Because in 20+ years of off and on using linux, I’ve never once gotten apt to install anything. I have however fucked up my whole system by doing sudo apt update/sudo apt upgrade.

Sorry but that's really not typical, you must have been doing something out of the ordinary or been very unlucky.

I didn’t say I want to know why it needs them. I’m upset it tells me that it tells me it needs them, and then says “they won’t be installed”, but won’t tell me WHY they won’t be installed. If the program needs those dependancies, just install them. Instead it juat says “we know you need the dependancies, but we’re not going to do that”.

It's the package manager that handles dependencies, not the program you're trying to install. Random programs shouldn't be able to just install things on your computer. Did you try installing the dependencies?

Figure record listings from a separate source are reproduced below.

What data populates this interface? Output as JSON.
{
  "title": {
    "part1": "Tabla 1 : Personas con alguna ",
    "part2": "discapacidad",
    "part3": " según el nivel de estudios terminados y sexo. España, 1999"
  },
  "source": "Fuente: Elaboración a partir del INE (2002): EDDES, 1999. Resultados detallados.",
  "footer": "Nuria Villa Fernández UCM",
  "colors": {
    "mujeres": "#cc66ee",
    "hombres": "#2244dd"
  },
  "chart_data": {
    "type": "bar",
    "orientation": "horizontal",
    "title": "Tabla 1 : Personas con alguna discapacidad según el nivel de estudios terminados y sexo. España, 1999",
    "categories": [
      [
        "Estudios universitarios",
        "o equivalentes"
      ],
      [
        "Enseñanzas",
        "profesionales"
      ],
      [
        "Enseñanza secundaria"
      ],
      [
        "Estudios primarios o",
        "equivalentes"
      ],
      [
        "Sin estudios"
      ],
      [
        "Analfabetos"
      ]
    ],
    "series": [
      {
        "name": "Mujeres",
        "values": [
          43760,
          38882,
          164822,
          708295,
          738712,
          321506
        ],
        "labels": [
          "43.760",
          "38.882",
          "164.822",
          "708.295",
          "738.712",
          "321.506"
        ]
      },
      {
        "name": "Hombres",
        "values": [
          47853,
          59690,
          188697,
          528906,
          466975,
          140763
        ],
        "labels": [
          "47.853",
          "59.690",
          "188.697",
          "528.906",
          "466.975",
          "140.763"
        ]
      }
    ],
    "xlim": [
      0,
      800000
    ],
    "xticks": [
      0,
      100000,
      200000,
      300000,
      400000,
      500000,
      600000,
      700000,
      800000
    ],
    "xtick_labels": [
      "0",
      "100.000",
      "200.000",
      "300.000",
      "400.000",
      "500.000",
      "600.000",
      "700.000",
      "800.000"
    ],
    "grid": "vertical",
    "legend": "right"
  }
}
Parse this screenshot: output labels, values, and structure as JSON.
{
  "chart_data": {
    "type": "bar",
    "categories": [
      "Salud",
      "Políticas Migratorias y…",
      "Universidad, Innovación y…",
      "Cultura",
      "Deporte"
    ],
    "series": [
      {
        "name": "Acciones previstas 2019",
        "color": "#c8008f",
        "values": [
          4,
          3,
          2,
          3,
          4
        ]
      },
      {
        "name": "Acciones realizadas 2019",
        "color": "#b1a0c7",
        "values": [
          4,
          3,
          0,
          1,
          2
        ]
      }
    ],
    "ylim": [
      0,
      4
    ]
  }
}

[–] Lost_My_Mind@lemmy.world 1 points 4 hours ago (2 children)

Did you try installing the dependencies?

I have zero clue how to do that. I don't even know what file extention they would be, or where I would get them, or what step 1 would be to installing them.

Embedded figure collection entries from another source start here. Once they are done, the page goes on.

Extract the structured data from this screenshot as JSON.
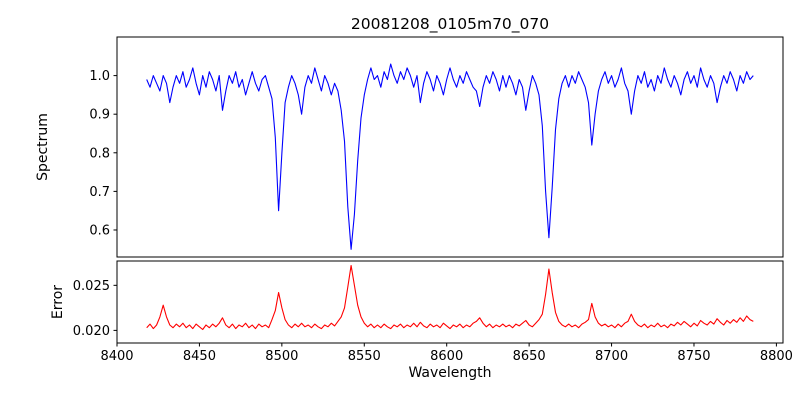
{
  "figure": {
    "title": "20081208_0105m70_070",
    "xlabel": "Wavelength",
    "ylabel_top": "Spectrum",
    "ylabel_bottom": "Error",
    "background_color": "#ffffff",
    "spectrum_color": "#0000ff",
    "error_color": "#ff0000",
    "frame_color": "#000000"
  },
  "chart_data": [
    {
      "type": "line",
      "title": "20081208_0105m70_070",
      "ylabel": "Spectrum",
      "xlim": [
        8400,
        8804
      ],
      "ylim": [
        0.53,
        1.1
      ],
      "yticks": [
        0.6,
        0.7,
        0.8,
        0.9,
        1.0
      ],
      "ytick_labels": [
        "0.6",
        "0.7",
        "0.8",
        "0.9",
        "1.0"
      ],
      "grid": false,
      "legend": "none",
      "series": [
        {
          "name": "spectrum",
          "color": "#0000ff",
          "x_start": 8418,
          "x_step": 2,
          "values": [
            0.99,
            0.97,
            1.0,
            0.98,
            0.96,
            1.0,
            0.98,
            0.93,
            0.97,
            1.0,
            0.98,
            1.01,
            0.97,
            0.99,
            1.02,
            0.98,
            0.95,
            1.0,
            0.97,
            1.01,
            0.99,
            0.96,
            1.0,
            0.91,
            0.96,
            1.0,
            0.98,
            1.01,
            0.97,
            0.99,
            0.95,
            0.98,
            1.01,
            0.98,
            0.96,
            0.99,
            1.0,
            0.97,
            0.94,
            0.84,
            0.65,
            0.8,
            0.93,
            0.97,
            1.0,
            0.98,
            0.95,
            0.9,
            0.97,
            1.0,
            0.98,
            1.02,
            0.99,
            0.96,
            1.0,
            0.98,
            0.95,
            0.98,
            0.96,
            0.91,
            0.83,
            0.66,
            0.55,
            0.64,
            0.78,
            0.89,
            0.95,
            0.99,
            1.02,
            0.99,
            1.0,
            0.97,
            1.01,
            0.99,
            1.03,
            1.0,
            0.98,
            1.01,
            0.99,
            1.02,
            1.0,
            0.97,
            1.0,
            0.93,
            0.98,
            1.01,
            0.99,
            0.96,
            1.0,
            0.98,
            0.95,
            0.99,
            1.02,
            0.99,
            0.97,
            1.0,
            0.98,
            1.01,
            0.99,
            0.97,
            0.96,
            0.92,
            0.97,
            1.0,
            0.98,
            1.01,
            0.99,
            0.96,
            1.0,
            0.97,
            1.0,
            0.98,
            0.95,
            0.99,
            0.97,
            0.91,
            0.96,
            1.0,
            0.98,
            0.95,
            0.87,
            0.7,
            0.58,
            0.71,
            0.86,
            0.94,
            0.98,
            1.0,
            0.97,
            1.0,
            0.98,
            1.01,
            0.99,
            0.97,
            0.93,
            0.82,
            0.9,
            0.96,
            0.99,
            1.01,
            0.98,
            1.0,
            0.97,
            0.99,
            1.02,
            0.98,
            0.96,
            0.9,
            0.96,
            1.0,
            0.98,
            1.01,
            0.97,
            0.99,
            0.96,
            1.0,
            0.98,
            1.02,
            0.99,
            0.97,
            1.0,
            0.98,
            0.95,
            0.99,
            1.01,
            0.98,
            1.0,
            0.97,
            1.02,
            0.99,
            0.97,
            1.0,
            0.98,
            0.93,
            0.97,
            1.0,
            0.98,
            1.01,
            0.99,
            0.96,
            1.0,
            0.98,
            1.01,
            0.99,
            1.0
          ]
        }
      ]
    },
    {
      "type": "line",
      "ylabel": "Error",
      "xlabel": "Wavelength",
      "xlim": [
        8400,
        8804
      ],
      "ylim": [
        0.0186,
        0.0277
      ],
      "yticks": [
        0.02,
        0.025
      ],
      "ytick_labels": [
        "0.020",
        "0.025"
      ],
      "xticks": [
        8400,
        8450,
        8500,
        8550,
        8600,
        8650,
        8700,
        8750,
        8800
      ],
      "grid": false,
      "legend": "none",
      "series": [
        {
          "name": "error",
          "color": "#ff0000",
          "x_start": 8418,
          "x_step": 2,
          "values": [
            0.0203,
            0.0207,
            0.0202,
            0.0206,
            0.0215,
            0.0228,
            0.0215,
            0.0206,
            0.0203,
            0.0207,
            0.0204,
            0.0208,
            0.0203,
            0.0206,
            0.0202,
            0.0207,
            0.0204,
            0.0201,
            0.0206,
            0.0203,
            0.0207,
            0.0204,
            0.0208,
            0.0214,
            0.0206,
            0.0203,
            0.0207,
            0.0202,
            0.0206,
            0.0204,
            0.0208,
            0.0203,
            0.0206,
            0.0202,
            0.0207,
            0.0204,
            0.0206,
            0.0203,
            0.0212,
            0.0222,
            0.0242,
            0.0225,
            0.0212,
            0.0206,
            0.0203,
            0.0207,
            0.0204,
            0.0208,
            0.0204,
            0.0206,
            0.0203,
            0.0207,
            0.0204,
            0.0202,
            0.0206,
            0.0204,
            0.0208,
            0.0205,
            0.021,
            0.0215,
            0.0225,
            0.0248,
            0.0272,
            0.025,
            0.0228,
            0.0215,
            0.0208,
            0.0204,
            0.0207,
            0.0203,
            0.0206,
            0.0203,
            0.0207,
            0.0204,
            0.0202,
            0.0206,
            0.0204,
            0.0207,
            0.0203,
            0.0206,
            0.0204,
            0.0208,
            0.0204,
            0.0209,
            0.0205,
            0.0203,
            0.0207,
            0.0204,
            0.0206,
            0.0203,
            0.0208,
            0.0205,
            0.0202,
            0.0206,
            0.0204,
            0.0207,
            0.0203,
            0.0206,
            0.0204,
            0.0208,
            0.021,
            0.0214,
            0.0208,
            0.0204,
            0.0207,
            0.0203,
            0.0206,
            0.0204,
            0.0207,
            0.0204,
            0.0206,
            0.0203,
            0.0207,
            0.0205,
            0.0208,
            0.0211,
            0.0206,
            0.0204,
            0.0208,
            0.0212,
            0.0218,
            0.024,
            0.0268,
            0.0242,
            0.022,
            0.021,
            0.0206,
            0.0204,
            0.0207,
            0.0204,
            0.0206,
            0.0203,
            0.0207,
            0.0209,
            0.0212,
            0.023,
            0.0215,
            0.0208,
            0.0205,
            0.0207,
            0.0204,
            0.0206,
            0.0203,
            0.0207,
            0.0204,
            0.0208,
            0.021,
            0.0218,
            0.021,
            0.0206,
            0.0204,
            0.0207,
            0.0203,
            0.0206,
            0.0204,
            0.0208,
            0.0204,
            0.0206,
            0.0203,
            0.0207,
            0.0205,
            0.0209,
            0.0206,
            0.021,
            0.0207,
            0.0204,
            0.0208,
            0.0205,
            0.0211,
            0.0208,
            0.0206,
            0.021,
            0.0207,
            0.0213,
            0.0209,
            0.0206,
            0.0211,
            0.0208,
            0.0212,
            0.0209,
            0.0214,
            0.021,
            0.0216,
            0.0212,
            0.021
          ]
        }
      ]
    }
  ]
}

[–] grue@lemmy.world 2 points 3 hours ago* (last edited 3 hours ago)

They would also be .deb files. If you wanted to install package A.deb that depended on B.deb and C.deb, with C.deb itself depending on D.deb and E.deb, you would work down the dependency tree to figure that out, obtaining the .deb file for each package as you went (presumably manually downloading from each project website itself, since we're doing this in hard mode), then run dpkg install E.deb, dpkg install D.deb, dpkg install C.deb, dpkg install B.deb, and finally dpkg install A.deb in that order. You also have to make sure each of those packages is the correct version compatible with the others, BTW.

This is what apt is designed to do for you, automatically. This is why you use it instead of dpkg.

(Side note: I sure would love to find out how to control syntax highlighting in Lemmy inline code markup.)